Adults have been consistently more likely to view COVID-19 as a health risk to the country overall than to places closer to home, six months of Morning Consult polling shows. In the latest survey, conducted Sept. 18-20, 84 percent of U.S. adults said the coronavirus presents a “severe” or “moderate” health risk in the United States, but 74 percent thought the same about their states and 65 percent said as much about their own communities.
Yet those numbers have fallen across the board since early April, when 93 percent of adults said COVID-19 was a health risk to the nation, 89 percent said the same of their states and 74 percent said it was a health risk to their communities.
At the time, Americans were experiencing their first taste of lockdowns, and hospitals in hot spots were struggling to treat a surge of patients; that month, the pandemic would put 20.5 million people out of work, erasing nearly a decade of job gains. But by mid-September, COVID-19’s disruptions to daily life and the wave of illnesses have largely lost their shock value. The United States is approaching its 200,000th coronavirus death, and voters are weeks from deciding whether to entrust President Donald Trump or Democratic challenger Joe Biden to lead the country out of the pandemic.
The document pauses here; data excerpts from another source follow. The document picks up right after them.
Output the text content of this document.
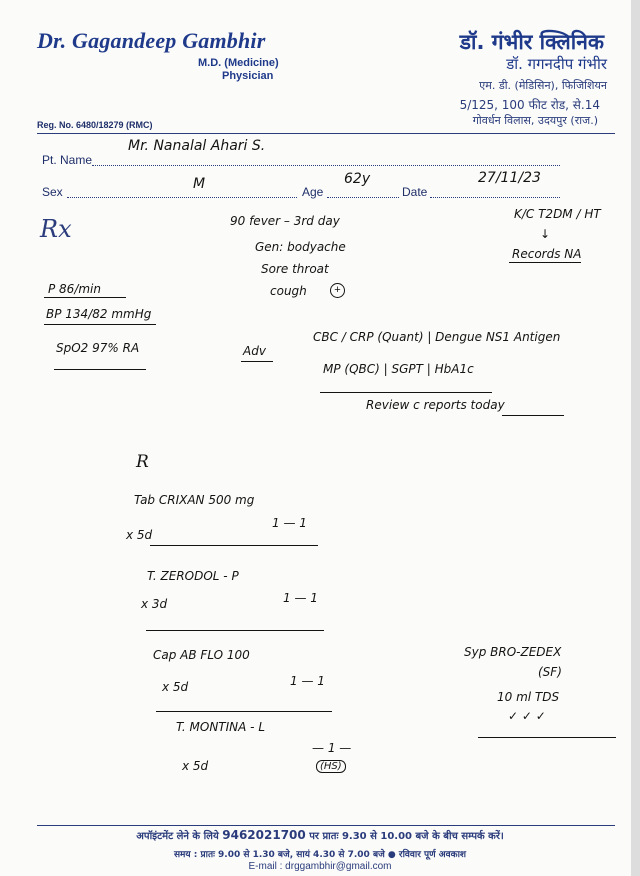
Dr. Gagandeep Gambhir
M.D. (Medicine)
Physician
डॉ. गंभीर क्लिनिक
डॉ. गगनदीप गंभीर
एम. डी. (मेडिसिन), फिजिशियन
5/125, 100 फीट रोड, से.14
गोवर्धन विलास, उदयपुर (राज.)
Reg. No. 6480/18279 (RMC)
Pt. Name
Mr. Nanalal Ahari S.
Sex	M	Age
62y
Date
27/11/23
Rx	90 fever – 3rd day
Gen: bodyache
Sore throat
cough	+
K/C T2DM / HT
↓
Records NA
P 86/min
BP 134/82 mmHg
SpO2 97% RA	Adv
CBC / CRP (Quant) | Dengue NS1 Antigen
MP (QBC) | SGPT | HbA1c
Review c reports today
R
Tab CRIXAN 500 mg
1 — 1
x 5d
T. ZERODOL - P
1 — 1
x 3d
Cap AB FLO 100
1 — 1
x 5d
T. MONTINA - L
— 1 —
(HS)
x 5d
Syp BRO-ZEDEX
(SF)
10 ml TDS
✓ ✓ ✓
अपॉइंटमेंट लेने के लिये 9462021700 पर प्रातः 9.30 से 10.00 बजे के बीच सम्पर्क करें।
समय : प्रातः 9.00 से 1.30 बजे, सायं 4.30 से 7.00 बजे ● रविवार पूर्ण अवकाश
E-mail : drggambhir@gmail.com
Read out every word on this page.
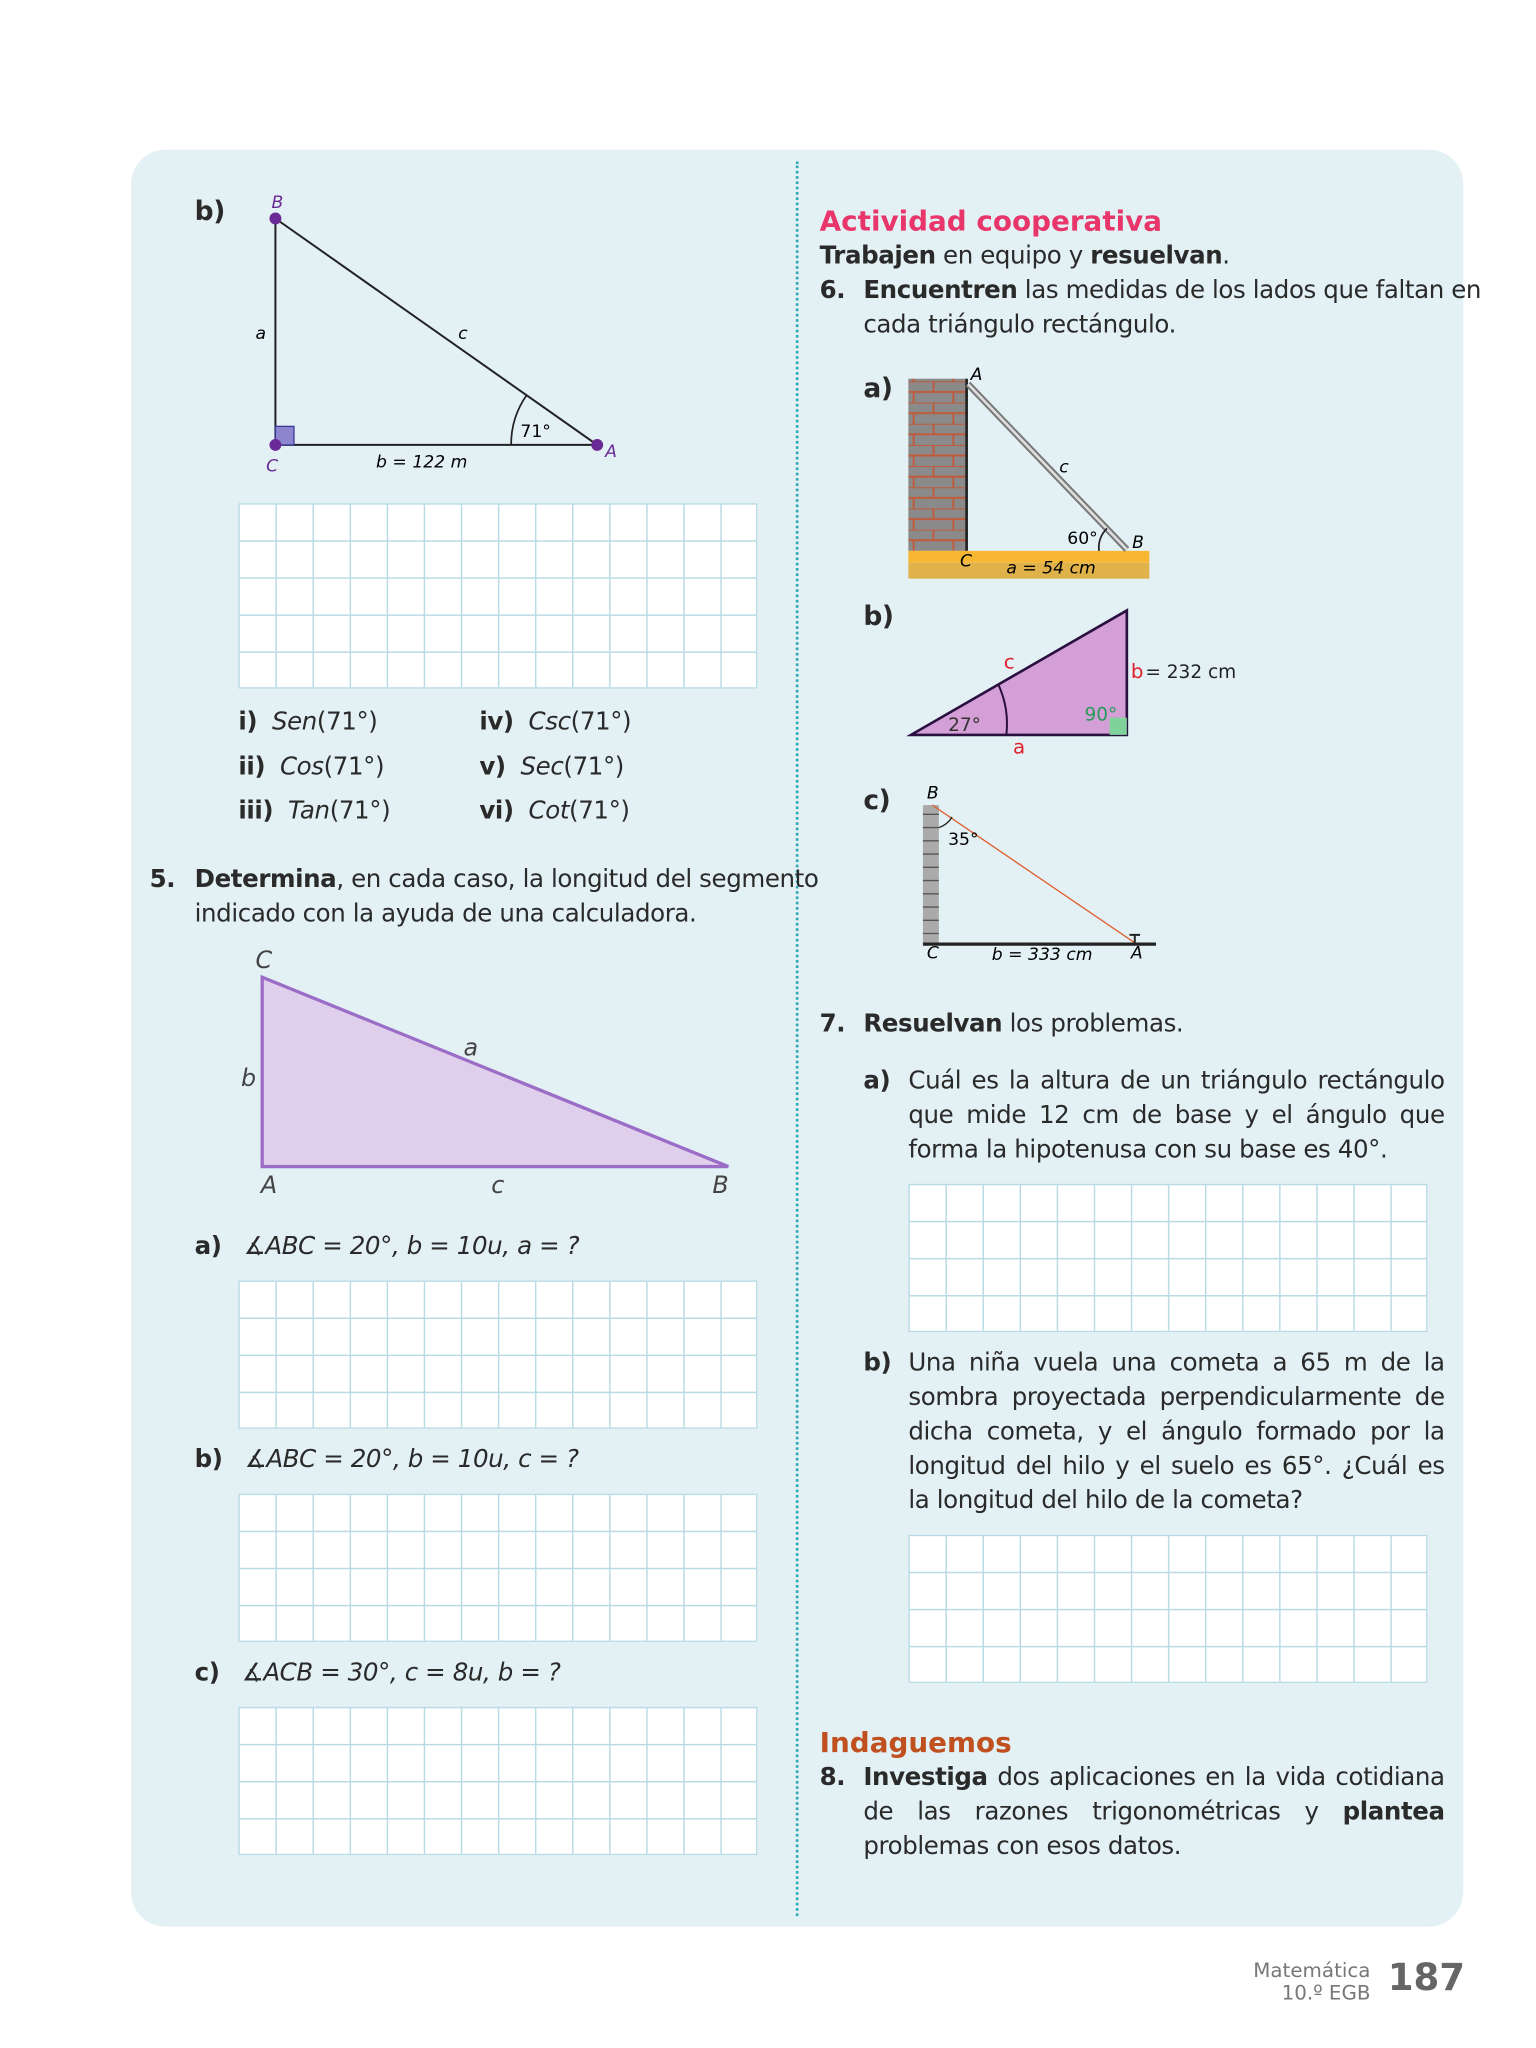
b)	B
C
A
a	c
b = 122 m
71°
i) Sen(71°)
ii) Cos(71°)
iii) Tan(71°)
iv) Csc(71°)
v) Sec(71°)
vi) Cot(71°)
5. Determina, en cada caso, la longitud del segmento
indicado con la ayuda de una calculadora.
C
A	B
a
b
c
a) ∡ABC = 20°, b = 10u, a = ?
b) ∡ABC = 20°, b = 10u, c = ?
c) ∡ACB = 30°, c = 8u, b = ?
Actividad cooperativa
Trabajen en equipo y resuelvan.
6. Encuentren las medidas de los lados que faltan en
cada triángulo rectángulo.
a)	A
B
C
c
60°
a = 54 cm
b)
27°
90°
c
a
b = 232 cm
c)	B
C	A
35°
b = 333 cm
7. Resuelvan los problemas.
a) Cuál es la altura de un triángulo rectángulo que mide 12 cm de base y el ángulo que forma la hipotenusa con su base es 40°.
b) Una niña vuela una cometa a 65 m de la sombra proyectada perpendicularmente de dicha cometa, y el ángulo formado por la longitud del hilo y el suelo es 65°. ¿Cuál es la longitud del hilo de la cometa?
Indaguemos
8. Investiga dos aplicaciones en la vida cotidiana de las razones trigonométricas y plantea problemas con esos datos.
Matemática
10.º EGB 187
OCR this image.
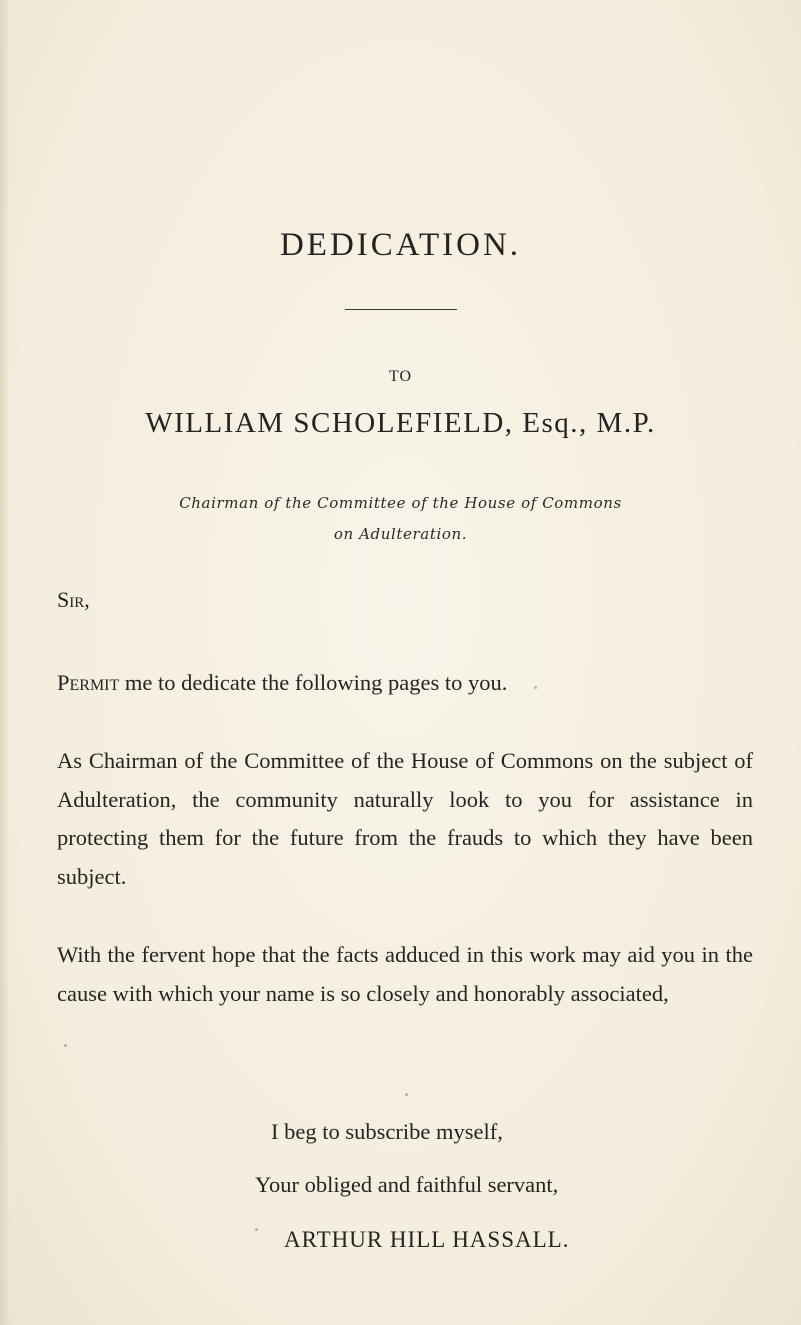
DEDICATION.
TO
WILLIAM SCHOLEFIELD, Esq., M.P.
Chairman of the Committee of the House of Commons
on Adulteration.
Sir,
Permit me to dedicate the following pages to you.
As Chairman of the Committee of the House of Commons on the subject of Adulteration, the community naturally look to you for assistance in protecting them for the future from the frauds to which they have been subject.
With the fervent hope that the facts adduced in this work may aid you in the cause with which your name is so closely and honorably associated,
I beg to subscribe myself,
Your obliged and faithful servant,
ARTHUR HILL HASSALL.
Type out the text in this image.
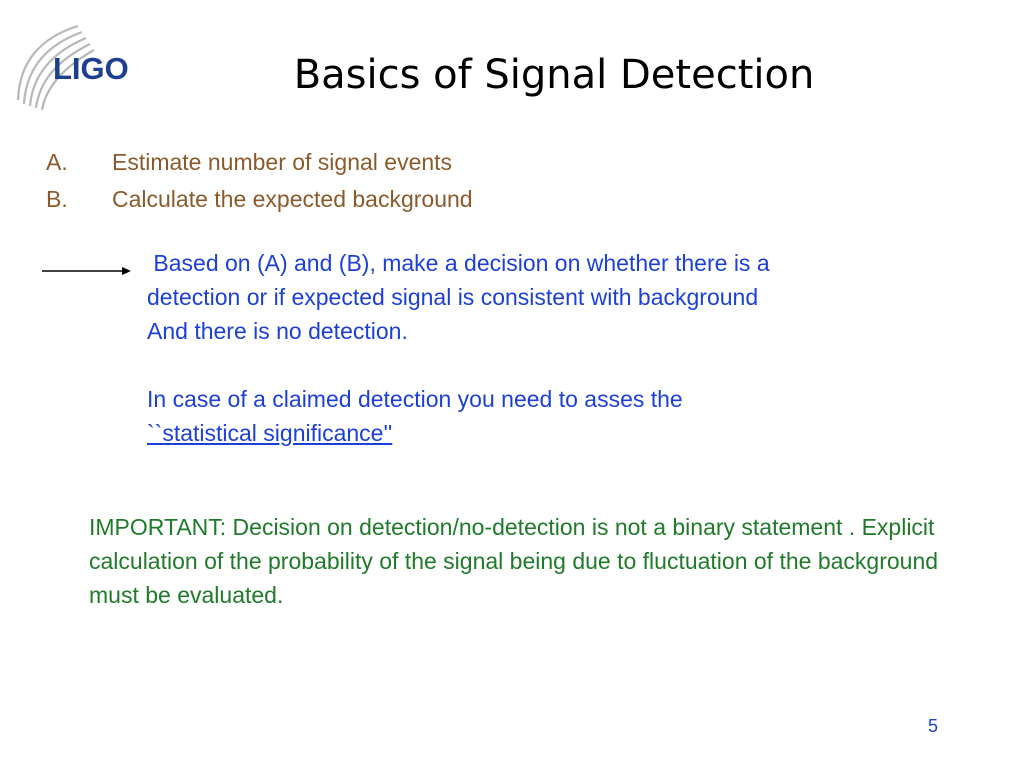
LIGO	Basics of Signal Detection
A.	Estimate number of signal events
B.	Calculate the expected background

Based on (A) and (B), make a decision on whether there is a

detection or if expected signal is consistent with background

And there is no detection.

In case of a claimed detection you need to asses the

``statistical significance''

IMPORTANT: Decision on detection/no-detection is not a binary statement . Explicit calculation of the probability of the signal being due to fluctuation of the background must be evaluated.

5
Throughout the duration of the pandemic, registered voters have also been more likely to say that local leaders have done a better job than the federal government at keeping COVID-19’s spread at bay. Forty-one percent of registered voters said they at least somewhat approve of the job Trump has done to contain the virus, compared with 40 percent who said the same of Vice President Mike Pence, whom Trump had tasked with handling the coronavirus response early in the outbreak, and 33 percent who approve of Congress’ efforts. Conversely, 58 and 64 percent of voters approve of how their state and local governments have handled the spread of the virus, respectively.
While the overarching trend holds true regardless of political affiliation, there is a wide partisan gap, with Republicans less likely than Democrats to say the coronavirus is a severe or moderate health risk in their community (56 percent to 78 percent). And while voters of both parties expressed similar approval of the jobs their local and state governments have done to manage COVID-19’s spread, Republicans are significantly more likely than Democrats to approve of how Trump is handling it (84 percent to 9 percent). Approval for Congress’ handling rests on a slimmer margin: 32 percent among Democrats and 45 percent among Republicans.
The most recent surveys were conducted among 2,200 U.S. adults and 1,888 registered voters, from Sept. 18-20, and both with margins of error of 2 percentage points.